The hottest local issue in years was an offer by St. Leonard’s Crossroads Association to purchase 128 Glen Manor Dr., just north of Queen and establish a group home for parolees, without any community consultation or fore-knowledge. Home owners on Glen Manor formed a company to sell 205 shares at $1,000 each to purchase the house and prevent it from becoming a group home. Within three hours of going door-to-door they had raised the first $70.000. They formed a group, Nine Alive (this was still Ward 9) to ensure a voice in the community through various political and legal initiatives working with all levels of government, including a review of existing bylaw and zoning restrictions. The federal government withdrew its funding and the project stopped.
Another concern in 1982 was the proposal to bring early French immersion to some senior kindergarten classes, with some parents feeling that English speaking students would be short changed, while others were lining up to enrol their offspring. The program began at two local schools, Gleldhill and Williamson Road.
Glen Ames Senior School won the first Toronto Board of Education award for the best school play based on a Canadian experience. Teachers Allison Valliant and Roy Riggs collaborated on a musical based on the Toronto Islanders fight to keep their homes.
City Planner Albert Saif felt the Beach area would probably not change physically in the future, because existing planning policies are geared toward stabilization. The only change might be revitalization of commercial strips. A few years earlier residents had complained of house owners converting their properties to multi-unit dwellings, he said. Now this trend was reversing, especially along Queen Street where people with higher incomes were moving in and changing the houses back to single family homes.

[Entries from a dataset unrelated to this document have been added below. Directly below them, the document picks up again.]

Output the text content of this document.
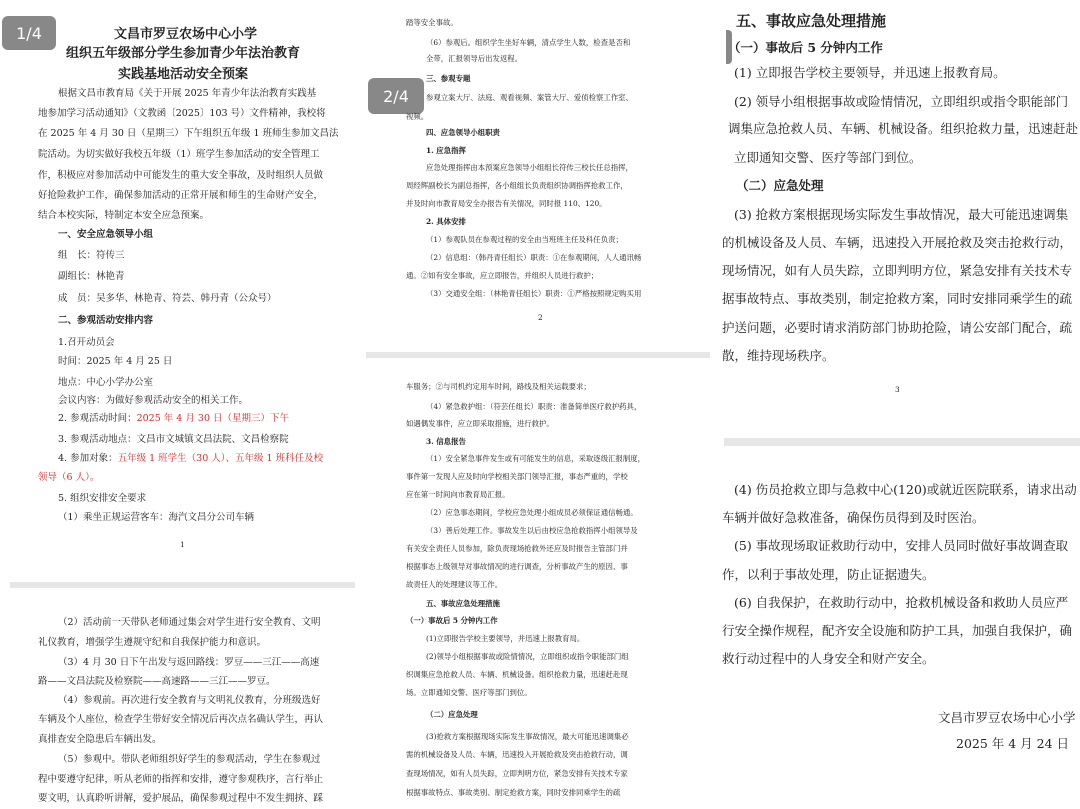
1/4	文昌市罗豆农场中心小学

组织五年级部分学生参加青少年法治教育

实践基地活动安全预案

根据文昌市教育局《关于开展 2025 年青少年法治教育实践基

地参加学习活动通知》（文教函〔2025〕103 号）文件精神，我校将

在 2025 年 4 月 30 日（星期三）下午组织五年级 1 班师生参加文昌法

院活动。为切实做好我校五年级（1）班学生参加活动的安全管理工

作，积极应对参加活动中可能发生的重大安全事故，及时组织人员做

好抢险救护工作，确保参加活动的正常开展和师生的生命财产安全，

结合本校实际，特制定本安全应急预案。

一、安全应急领导小组

组　长：符传三

副组长：林艳青

成　员：吴多华、林艳青、符芸、韩丹青（公众号）

二、参观活动安排内容

1.召开动员会

时间：2025 年 4 月 25 日

地点：中心小学办公室

会议内容：为做好参观活动安全的相关工作。

2. 参观活动时间：2025 年 4 月 30 日（星期三）下午

3. 参观活动地点：文昌市文城镇文昌法院、文昌检察院

4. 参加对象：五年级 1 班学生（30 人）、五年级 1 班科任及校

领导（6 人）。

5. 组织安排安全要求

（1）乘坐正规运营客车：海汽文昌分公司车辆

1

（2）活动前一天带队老师通过集会对学生进行安全教育、文明

礼仪教育，增强学生遵规守纪和自我保护能力和意识。

（3）4 月 30 日下午出发与返回路线：罗豆——三江——高速

路——文昌法院及检察院——高速路——三江——罗豆。

（4）参观前。再次进行安全教育与文明礼仪教育，分班级选好

车辆及个人座位，检查学生带好安全情况后再次点名确认学生，再认

真排查安全隐患后车辆出发。

（5）参观中。带队老师组织好学生的参观活动，学生在参观过

程中要遵守纪律，听从老师的指挥和安排，遵守参观秩序，言行举止

要文明，认真聆听讲解，爱护展品，确保参观过程中不发生拥挤、踩

2/4

踏等安全事故。

（6）参观后。组织学生坐好车辆，清点学生人数，检查是否和

全带，汇报领导后出发返程。

三、参观专题

参观立案大厅、法庭、观看视频、案管大厅、爱侦检察工作室、

视频。

四、应急领导小组职责

1. 应急指挥

应急处理指挥由本预案应急领导小组组长符传三校长任总指挥，

周经辉副校长为副总指挥，各小组组长负责组织协调指挥抢救工作，

并及时向市教育局安全办报告有关情况，同时报 110、120。

2. 具体安排

（1）参观队员在参观过程的安全由当班班主任及科任负责；

（2）信息组：（韩丹青任组长）职责：①在参观期间，人人通讯畅

通。②如有安全事故，应立即报告，并组织人员进行救护；

（3）交通安全组：（林艳青任组长）职责：①严格按照规定购买用

2

车服务；②与司机约定用车时间，路线及相关运载要求；

（4）紧急救护组：（符芸任组长）职责：准备简单医疗救护药具，

如遇偶发事件，应立即采取措施，进行救护。

3. 信息报告

（1）安全紧急事件发生或有可能发生的信息，采取逐级汇报制度，

事件第一发现人应及时向学校相关部门领导汇报，事态严重的，学校

应在第一时间向市教育局汇报。

（2）应急事态期间，学校应急处理小组成员必须保证通信畅通。

（3）善后处理工作。事故发生以后由校应急抢救指挥小组领导及

有关安全责任人员参加，除负责现场抢救外还应及时报告主管部门并

根据事态上级领导对事故情况的进行调查，分析事故产生的原因、事

故责任人的处理建议等工作。

五、事故应急处理措施

（一）事故后 5 分钟内工作

(1)立即报告学校主要领导，并迅速上报教育局。

(2)领导小组根据事故或险情情况，立即组织或指令职能部门组

织调集应急抢救人员、车辆、机械设备。组织抢救力量，迅速赶赴现

场。立即通知交警、医疗等部门到位。

（二）应急处理

(3)抢救方案根据现场实际发生事故情况，最大可能迅速调集必

需的机械设备及人员、车辆，迅速投入开展抢救及突击抢救行动，调

查现场情况，如有人员失踪，立即判明方位，紧急安排有关技术专家

根据事故特点、事故类别、制定抢救方案，同时安排同乘学生的疏

五、事故应急处理措施

（一）事故后 5 分钟内工作

(1) 立即报告学校主要领导，并迅速上报教育局。

(2) 领导小组根据事故或险情情况，立即组织或指令职能部门

调集应急抢救人员、车辆、机械设备。组织抢救力量，迅速赶赴

立即通知交警、医疗等部门到位。

（二）应急处理

(3) 抢救方案根据现场实际发生事故情况，最大可能迅速调集

的机械设备及人员、车辆，迅速投入开展抢救及突击抢救行动，

现场情况，如有人员失踪，立即判明方位，紧急安排有关技术专

据事故特点、事故类别，制定抢救方案，同时安排同乘学生的疏

护送问题，必要时请求消防部门协助抢险，请公安部门配合，疏

散，维持现场秩序。

3

(4) 伤员抢救立即与急救中心(120)或就近医院联系，请求出动

车辆并做好急救准备，确保伤员得到及时医治。

(5) 事故现场取证救助行动中，安排人员同时做好事故调查取

作，以利于事故处理，防止证据遗失。

(6) 自我保护，在救助行动中，抢救机械设备和救助人员应严

行安全操作规程，配齐安全设施和防护工具，加强自我保护，确

救行动过程中的人身安全和财产安全。

文昌市罗豆农场中心小学

2025 年 4 月 24 日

Cecil Bosher of Balsam Avenue had the idea of showing support and raising funds for Polish families caught up in the Solidarity struggle by selling 10,000 buttons bearing the word Solidamosc (Polish for Solidarity) in local churches and stores. Ms. Bosher and her supporters raised over $1,000.
Graphic artist Barbara Warner, 23, lobbied the federal government until it agreed to issue a stamp in memory of Terry Fox. A contest was held to design the stamp, and although Warner’s entries were not chosen, she was one of 250 young Canadians invited to dine with the Queen and Prince Philip.
When Ed Broadbent, then leader of the federal New Democratic Party, came to the riding for a fundraiser, organizers wanted to give him a gift with a local flavour, so they presented him with a Ward 9 News “Word Power” t-shirt.
Fashions from local stores was the theme of a two-night show at the Balmy Beach Clubwith clothing supplied by Bimini, Designers Market Place, Basics, California Dreaming, Echo Beach, Fashion Tree, Gazebo, Texas Rose, The Wardrobe Designer, and Fashion Party. Who remembers shopping at these stores, none of which exist today?
Glenn Gould, one of the best known classical pianists of the 20th century, died on Oct.4. The 50-year-old world-renowned interpreter of J.S.Bach’s music grew up on Southwood Drive, and attended Williamson Road P.S. and Malvern Collegiate.
One of the biggest upsets in the municipal elections on Nov. 8 was the election of former school trustee Tom Jakobek as the senior alderman for the area, pulling in over 11,000 votes, some 2,400 more than incumbent Dorothy Thomas. At 23, he became the youngest Metro councillor ever. David Moll and Dorothy Ottaway were returned as public school trustees. Sister Tony Sheehan became the Separate School representative.